Born in Santa Monica to parents from Baja, Mexico, young Carrillo attended UCLA and was headed toward chemistry as a career until a post-baccalaureate 14 months in Spain focused his ambitions: He visited the Prado daily, copying the paintings of Velasquez, El Greco and, religiously, the Meditation of Saint Anthony by Hieronymus Bosch. He mixed his own pigments in their colors and learned glazing techniques of the masters. When he returned to UCLA it was for an MFA under the mentorship of Stanton MacDonald Wright, who had been the head of the WPA in California.
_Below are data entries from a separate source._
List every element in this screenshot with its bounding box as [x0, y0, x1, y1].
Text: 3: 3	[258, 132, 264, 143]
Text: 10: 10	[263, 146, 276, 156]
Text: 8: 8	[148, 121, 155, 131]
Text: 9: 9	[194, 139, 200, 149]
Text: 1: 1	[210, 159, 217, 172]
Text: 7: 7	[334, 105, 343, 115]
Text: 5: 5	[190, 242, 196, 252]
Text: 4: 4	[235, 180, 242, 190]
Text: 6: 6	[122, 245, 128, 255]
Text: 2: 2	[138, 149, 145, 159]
During this era of the mid-1960s, the Chicano movement was gaining momentum, having sprouted in the fields of the United Farm Workers, matured in the political theater of El Teatro Campesino and then entered international awareness under the flag of Chicanismo/Chicano Art.

But Eduardo Carrillo was not a man of rage. "You couldn't drag him into a bad mood," said his wife, Alison. He expressed his culture through its history; he painted allegories, he painted grace and greatness in the people of his race and ultimately the human race. In 1966 he founded El Centro de Arte Regional in his father's birthplace in La Paz, Baja, teaching and exhibiting regional crafts and acting as the center's first director. When he joined the faculty at UCSC he was at first controversial, according to fellow professor Douglas McClelland, because he was considered not political enough. According to another contemporary, professor Kathryn Metz, "He just didn't want to be the university's Chicano."

He was his own man, as the paintings in MAH's Solari Gallery demonstrate. His distinctive palette at first seems muted, dominated by an earthy red and ochre and a warm cerulean blue all close in value, all overglazed in that Renaissance technique that draws the colors together. After only a few moments, the outrageous boldness of his highlights, outlines, shadows become apparent and what had seemed almost somber is revealed to be filled with light.

The exhibit includes works ranging from a fond portrait of his uncle building a wall to The Last Supper, which contrasts with thousands of insipid versions by depicting a powerful, earthy Christ in a passionate dinner discussion: each apostle a portrait of a real character in Eduardo's San Ignacio family home (a visitor was the only one who would agree to be painted as Judas.) In Down the Lane, Carrillo puts a Santa Cruz stamp on a "boulevard scene" referring to Steamer Lane. Alison Carrillo is dramatically lit in a ritualized dance in Woman With Snake. The giant psychedelic Los Tropicanos was called "the most important painting of the 1970s" by critic Kenneth Baker after it appeared in the seminal "The Bad Painting" show in New York. As his wife, Alison, said, "Ed saw life in layers of reality." The layers were not always revealed through psychedelics. The artist wrote of his beloved Baja: "Here the light is so intense that colors get distilled twice, like good tequila, into something potent enough to rediscover what you take for reality."

Two self-portraits painted some four decades apart greet visitors, as if to say, "Here this is, this is all of me, from start to finish." Not all, of course, not nearly all.